In Sana’s comment section, another user spoke to the clear demands from pre-teens who have a strong fascination in skincare. “What’s wrong with being intentional about a product that can actually cater to their sensitive skin … regardless of this launch, they are going skincare shopping in the problematic skincare aisles.”

Many supporters argued that Rini meets a need for “age-appropriate, dermatologist-approved” products, particularly for children who already engage in routines. Others see the brand as part of a broader wellness movement emphasizing mindfulness and routine, not perfection. Mitchell pushed the idea on her Instagram that the launch was about ritual, not results, affirming that the line's playful, pastel aesthetic is more nurturing than aspirational.

Furthering her defense, Mitchell focused on Rini’s ingredients, reflecting on trying to find a face mask for her daughter. “The ingredients in these [other brand] masks are crazy … they actually shouldn’t be used for kids at all.” Instead, Rini face masks are formulated in Korea with natural, nonirritating ingredients, infused with vitamin B12 and aloe, according to the brand’s marketing materials.

Industry Involvement

Rini is both a risk and a reflection of reality.
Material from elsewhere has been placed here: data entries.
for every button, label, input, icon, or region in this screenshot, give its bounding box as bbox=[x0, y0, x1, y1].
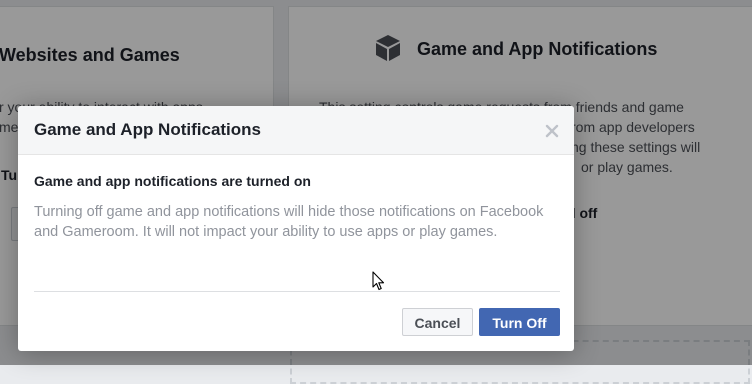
close-button[interactable] bbox=[543, 122, 561, 140]
turn-off-button[interactable]: Turn Off bbox=[479, 308, 560, 336]
cancel-button[interactable]: Cancel bbox=[402, 308, 473, 336]
dialog-body-text: Turning off game and app notifications w… bbox=[34, 204, 544, 240]
notifications-dialog: Game and App Notifications Game and app … bbox=[18, 106, 574, 351]
mouse-cursor-icon bbox=[372, 271, 385, 291]
dialog-header: Game and App Notifications bbox=[18, 106, 574, 155]
dialog-heading: Game and app notifications are turned on bbox=[34, 173, 311, 189]
divider bbox=[34, 291, 560, 292]
dialog-title: Game and App Notifications bbox=[34, 120, 262, 139]
close-icon bbox=[545, 124, 559, 138]
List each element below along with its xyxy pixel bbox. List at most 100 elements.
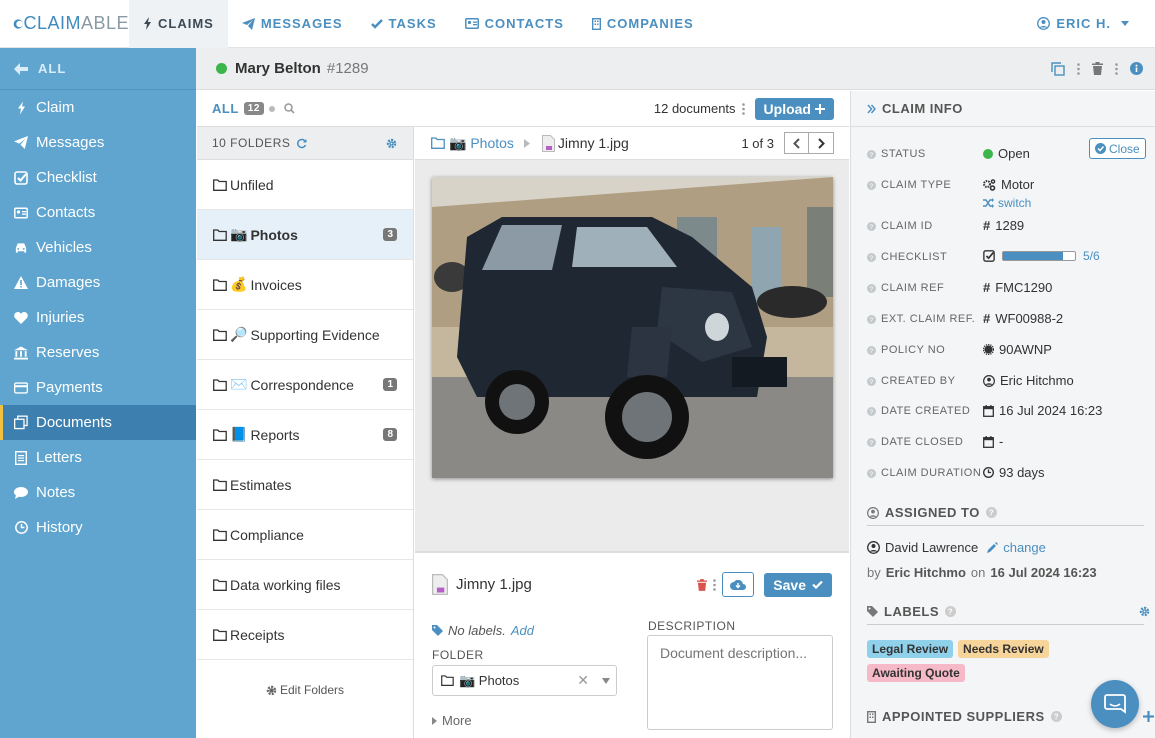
help-icon[interactable]: ?: [867, 221, 876, 231]
switch-label: switch: [998, 196, 1032, 210]
sidebar-item-notes[interactable]: Notes: [0, 475, 196, 510]
change-assignee-link[interactable]: change: [1003, 540, 1046, 555]
folder-item[interactable]: 💰 Invoices: [197, 260, 413, 310]
sidebar-item-messages[interactable]: Messages: [0, 125, 196, 160]
help-icon[interactable]: ?: [867, 180, 876, 190]
cogs-icon: [983, 178, 996, 191]
upload-button[interactable]: Upload: [754, 97, 834, 120]
sidebar-item-damages[interactable]: Damages: [0, 265, 196, 300]
folder-emoji: ✉️: [230, 376, 248, 392]
help-icon[interactable]: ?: [867, 283, 876, 293]
folder-item[interactable]: Data working files: [197, 560, 413, 610]
help-icon[interactable]: ?: [867, 437, 876, 447]
more-toggle[interactable]: More: [432, 713, 472, 728]
folder-item[interactable]: 📘 Reports 8: [197, 410, 413, 460]
badge-certificate-icon: [983, 344, 994, 355]
double-chevron-right-icon[interactable]: [867, 104, 876, 114]
ellipsis-vertical-icon[interactable]: [741, 102, 745, 115]
checklist-count[interactable]: 5/6: [1083, 249, 1100, 263]
edit-folders-button[interactable]: Edit Folders: [197, 660, 413, 720]
clear-folder-icon[interactable]: ✕: [577, 672, 589, 689]
help-icon[interactable]: ?: [985, 507, 997, 518]
folder-label: Compliance: [230, 526, 304, 543]
sidebar-item-label: Injuries: [36, 309, 85, 326]
prev-page-button[interactable]: [784, 132, 809, 154]
sidebar-item-payments[interactable]: Payments: [0, 370, 196, 405]
user-menu[interactable]: ERIC H.: [1037, 16, 1155, 31]
help-icon[interactable]: ?: [867, 376, 876, 386]
more-label: More: [442, 713, 472, 728]
sidebar-item-history[interactable]: History: [0, 510, 196, 545]
save-button[interactable]: Save: [764, 572, 832, 597]
document-preview-image[interactable]: [432, 177, 833, 478]
help-icon[interactable]: ?: [867, 149, 876, 159]
label-tag[interactable]: Legal Review: [867, 640, 954, 658]
folder-icon: [213, 278, 227, 291]
help-icon[interactable]: ?: [945, 606, 956, 617]
ellipsis-vertical-icon[interactable]: [1115, 62, 1118, 75]
copy-icon[interactable]: [1051, 61, 1065, 76]
sidebar-item-documents[interactable]: Documents: [0, 405, 196, 440]
sidebar-item-contacts[interactable]: Contacts: [0, 195, 196, 230]
help-icon[interactable]: ?: [867, 314, 876, 324]
ellipsis-vertical-icon[interactable]: [1077, 62, 1080, 75]
next-page-button[interactable]: [809, 132, 834, 154]
description-textarea[interactable]: [647, 635, 833, 730]
label-tag[interactable]: Awaiting Quote: [867, 664, 965, 682]
breadcrumb-folder[interactable]: 📷 Photos: [431, 135, 514, 152]
tag-icon: [867, 606, 878, 617]
assigned-on-date: 16 Jul 2024 16:23: [990, 565, 1097, 580]
topnav-messages[interactable]: MESSAGES: [228, 0, 357, 48]
sidebar-item-claim[interactable]: Claim: [0, 90, 196, 125]
topnav-contacts[interactable]: CONTACTS: [451, 0, 578, 48]
help-icon[interactable]: ?: [867, 345, 876, 355]
help-icon[interactable]: ?: [867, 252, 876, 262]
trash-icon[interactable]: [1092, 62, 1103, 75]
sidebar-item-vehicles[interactable]: Vehicles: [0, 230, 196, 265]
close-claim-label: Close: [1109, 141, 1140, 156]
ellipsis-vertical-icon[interactable]: [713, 578, 717, 591]
topnav-claims[interactable]: CLAIMS: [129, 0, 228, 48]
folder-item[interactable]: Receipts: [197, 610, 413, 660]
trash-icon[interactable]: [697, 578, 708, 591]
folder-select[interactable]: 📷 Photos ✕: [432, 665, 617, 696]
search-icon[interactable]: [284, 103, 295, 114]
folder-item[interactable]: 🔎 Supporting Evidence: [197, 310, 413, 360]
help-icon[interactable]: ?: [1050, 711, 1062, 722]
claimable-logo[interactable]: CLAIM ABLE: [0, 0, 129, 48]
sidebar-back-all[interactable]: ALL: [0, 48, 196, 90]
folder-item[interactable]: 📷 Photos 3: [197, 210, 413, 260]
info-icon[interactable]: [1130, 62, 1143, 75]
info-label-text: CLAIM DURATION: [881, 467, 982, 479]
all-documents-tab[interactable]: ALL 12: [212, 101, 295, 116]
topnav-tasks[interactable]: TASKS: [357, 0, 451, 48]
topnav-messages-label: MESSAGES: [260, 16, 343, 31]
gear-icon[interactable]: [386, 138, 397, 149]
folder-item[interactable]: Unfiled: [197, 160, 413, 210]
add-label-link[interactable]: Add: [511, 623, 534, 638]
info-label-status: ? STATUS: [867, 148, 926, 160]
help-icon[interactable]: ?: [867, 406, 876, 416]
chat-launcher-button[interactable]: [1091, 680, 1139, 728]
folder-count-badge: 8: [383, 428, 397, 441]
documents-icon: [14, 415, 28, 430]
label-tag[interactable]: Needs Review: [958, 640, 1049, 658]
folder-item[interactable]: Estimates: [197, 460, 413, 510]
download-button[interactable]: [722, 572, 755, 597]
close-claim-button[interactable]: Close: [1089, 138, 1146, 159]
sidebar-item-letters[interactable]: Letters: [0, 440, 196, 475]
folder-item[interactable]: Compliance: [197, 510, 413, 560]
folder-icon: [213, 378, 227, 391]
switch-claim-type-link[interactable]: switch: [983, 196, 1031, 210]
topnav-companies[interactable]: COMPANIES: [578, 0, 708, 48]
folder-item[interactable]: ✉️ Correspondence 1: [197, 360, 413, 410]
status-dot: [216, 63, 227, 74]
plus-icon[interactable]: [1143, 711, 1154, 722]
refresh-icon[interactable]: [296, 138, 307, 149]
gear-icon[interactable]: [1139, 606, 1150, 617]
help-icon[interactable]: ?: [867, 468, 876, 478]
sidebar-item-checklist[interactable]: Checklist: [0, 160, 196, 195]
info-label-text: EXT. CLAIM REF.: [881, 313, 976, 325]
sidebar-item-injuries[interactable]: Injuries: [0, 300, 196, 335]
sidebar-item-reserves[interactable]: Reserves: [0, 335, 196, 370]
Its packaging and messaging borrow from the adult self-care vernacular—soft pastels, affirmations, and the language of “wellness bonding”—but reframed for parent-child co-use. It’s an approach that mirrors how wellness has evolved as an intergenerational lifestyle rather than a purely adult pursuit.

For retailers and investors, this transition underscores both opportunity and unease. The Gen Alpha demographic comprises digitally fluent, brand-aware households with measurable purchasing power—recent data from Listrak found that Gen Z and Gen Alpha account for 40% of skincare sales at large retailers like Ulta Beauty. Yet the cultural stakes are high, particularly as parents, policymakers, and psychologists voice concern over the effects of marketing beauty ideals to impressionable audiences.

Whether Rini succeeds or not, its launch marks an inflection point. As beauty culture grows younger and more sophisticated, the industry faces a defining challenge: how to nurture curiosity and care without monetizing innocence. Children mimic what they see, and beauty rituals have become a form of social currency. The question isn’t whether this market exists; it's whether brands can enter it responsibly.